Written by Nicole Klassen/Terry Klippenstein
Larry Reimer, the Spiritual Care Coordinator at Boundary Trails Health Centre
The second annual Donation Conversation in support of the Boundary Trails Health Centre Foundation is into the final few weeks of the campaign.
This year, the Foundation hopes to raise $150,000 towards costs in three areas — specialized equipment, as well as the Palliative and Spiritual Care Programs.
“It’s an amazing resource for us to be able to draw from,” says Larry Reimer, the Spiritual Care Coordinator at Boundary Trails. “It means that there [are] funds available for palliative care, for spiritual care, for many different instruments that are purchased to help this hospital do the job they need to do with patients.”
Having taken on his current role during the pandemic, Reimer says the heavier patient load has proven to be a baptism by fire.
What does a typical day look like for a Spiritual Care Coordinator?
“I get in, I go to all the wards, deliver papers to wards so people have reading material. I pick up all my patient lists, as every day I get a new client list. I take those to my office to fill out my list. I actually spend some time getting centered and praying for those people, going out to the rooms and visiting patients. Right now that’s the bulk of it.”
Regarding the nature of his work, Reimer says every patient has a different need.
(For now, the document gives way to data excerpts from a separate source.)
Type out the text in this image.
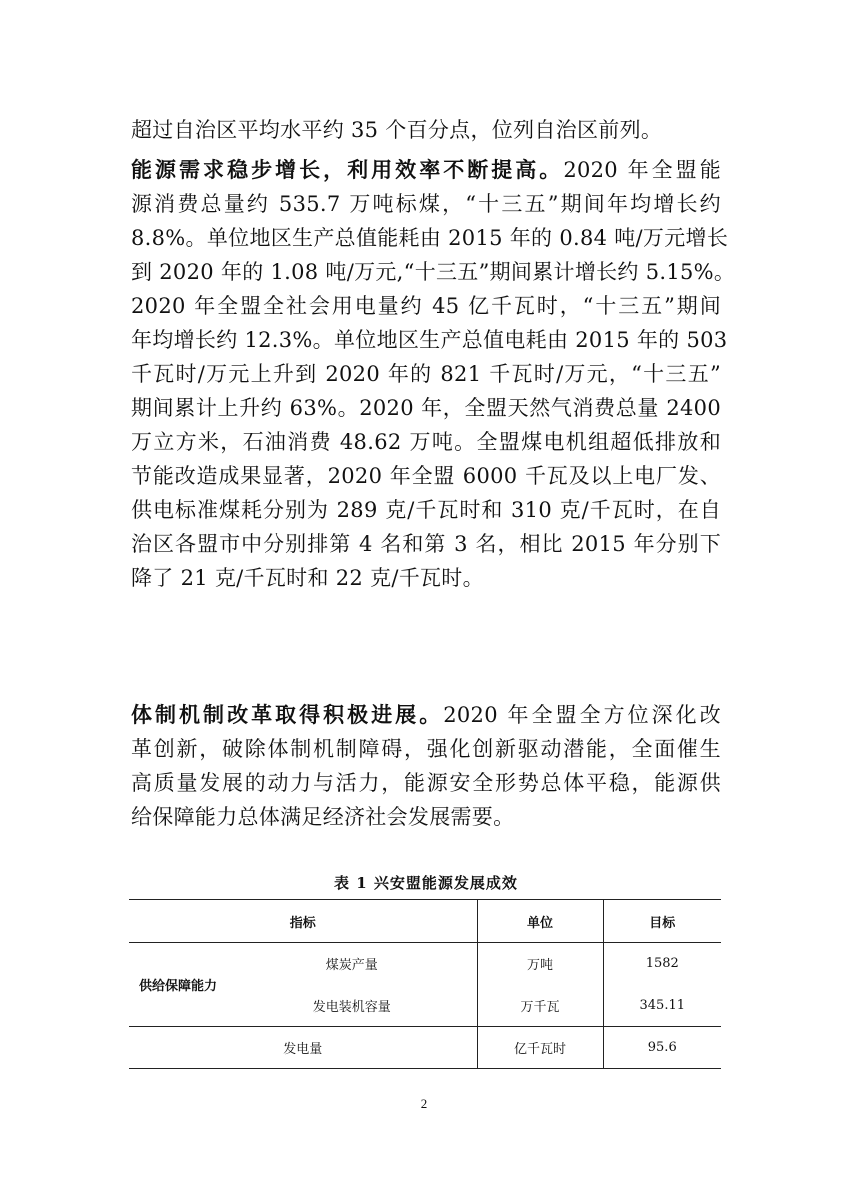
超过自治区平均水平约 35 个百分点，位列自治区前列。
能源需求稳步增长，利用效率不断提高。2020 年全盟能
源消费总量约 535.7 万吨标煤，“十三五”期间年均增长约
8.8%。单位地区生产总值能耗由 2015 年的 0.84 吨/万元增长
到 2020 年的 1.08 吨/万元,“十三五”期间累计增长约 5.15%。
2020 年全盟全社会用电量约 45 亿千瓦时，“十三五”期间
年均增长约 12.3%。单位地区生产总值电耗由 2015 年的 503
千瓦时/万元上升到 2020 年的 821 千瓦时/万元，“十三五”
期间累计上升约 63%。2020 年，全盟天然气消费总量 2400
万立方米，石油消费 48.62 万吨。全盟煤电机组超低排放和
节能改造成果显著，2020 年全盟 6000 千瓦及以上电厂发、
供电标准煤耗分别为 289 克/千瓦时和 310 克/千瓦时，在自
治区各盟市中分别排第 4 名和第 3 名，相比 2015 年分别下
降了 21 克/千瓦时和 22 克/千瓦时。
体制机制改革取得积极进展。2020 年全盟全方位深化改
革创新，破除体制机制障碍，强化创新驱动潜能，全面催生
高质量发展的动力与活力，能源安全形势总体平稳，能源供
给保障能力总体满足经济社会发展需要。
表 1 兴安盟能源发展成效
指标		单位	目标
供给保障能力	煤炭产量	万吨	1582
	发电装机容量	万千瓦	345.11
发电量		亿千瓦时	95.6
2
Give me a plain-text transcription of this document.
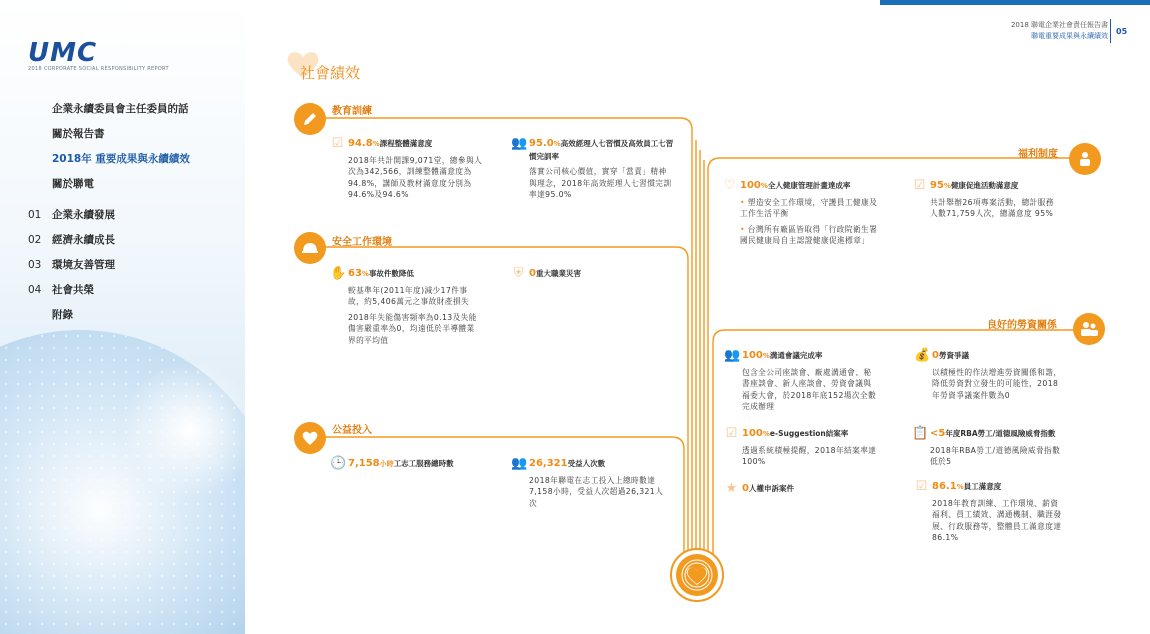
UMC
2018 CORPORATE SOCIAL RESPONSIBILITY REPORT
企業永續委員會主任委員的話
關於報告書
2018年 重要成果與永續績效
關於聯電
01	企業永續發展
02	經濟永續成長
03	環境友善管理
04	社會共榮
附錄
2018 聯電企業社會責任報告書
聯電重要成果與永續績效 05
社會績效
教育訓練
☑ 94.8%課程整體滿意度

2018年共計開課9,071堂，總參與人次為342,566，訓練整體滿意度為94.8%，講師及教材滿意度分別為94.6%及94.6%

👥 95.0%高效經理人七習慣及高效員工七習慣完訓率

落實公司核心價值，實穿「當責」精神與理念，2018年高效經理人七習慣完訓率達95.0%

安全工作環境
✋ 63%事故件數降低

較基準年(2011年度)減少17件事故，約5,406萬元之事故財產損失

2018年失能傷害頻率為0.13及失能傷害嚴重率為0，均遠低於半導體業界的平均值

⛨ 0重大職業災害
公益投入
🕒 7,158小時工志工服務總時數	👥 26,321受益人次數

2018年聯電在志工投入上總時數達7,158小時，受益人次超過26,321人次

福利制度
♡ 100%全人健康管理計畫達成率

• 塑造安全工作環境，守護員工健康及工作生活平衡

• 台灣所有廠區皆取得「行政院衛生署國民健康局自主認證健康促進標章」

☑ 95%健康促進活動滿意度

共計舉辦26項專案活動，總計服務人數71,759人次，總滿意度 95%

良好的勞資關係
👥 100%溝通會議完成率

包含全公司座談會、廠處溝通會、秘書座談會、新人座談會、勞資會議與福委大會，於2018年底152場次全數完成辦理

💰 0勞資爭議

以積極性的作法增進勞資關係和諧，降低勞資對立發生的可能性，2018年勞資爭議案件數為0

☑ 100%e-Suggestion結案率

透過系統積極提醒，2018年結案率達100%

📋 <5年度RBA勞工/道德風險威脅指數

2018年RBA勞工/道德風險威脅指數低於5

★ 0人權申訴案件	☑ 86.1%員工滿意度

2018年教育訓練、工作環境、薪資福利、員工績效、溝通機制、職涯發展、行政服務等，整體員工滿意度達86.1%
“Every patient’s in a different spot. So you have to walk in, I wait at the room before I go in. I stand and I listen a little bit to hear what God may want to say to these people. Sometimes it’s just coming to the room, listening, just being there, being a comforting presence to people. Because I’m not necessarily there to proselytize people. I’m there to bring comfort.”
Reimer served as director of Youth for Christ in Altona for seven years. He completed his spiritual care certification at Catherine Booth College in Winnipeg. He left a local pastorate to take his current post at at Boundary Trails. Reimer believes his role is valuable to the community.
“We have such a really faith based community. There are so many churches in town, it’s important to have kind of a liaison between the pastors and the hospital, especially for that lots of people will come into the hospital. Currently, my patient list is about 25 to 30 people, maybe a bit more that I’m overseeing, that I’m able to connect with churches. If they have congregants that are in the hospital, it’s important for them to know that they’re there. For me, just being a presence there, I bring that spiritual component that’s so vital for so many patients.”
The Foundation is also raising funds through a 50/50 raffle, with a current jackpot of over $34,000. The draw is being made December 31st, 2021.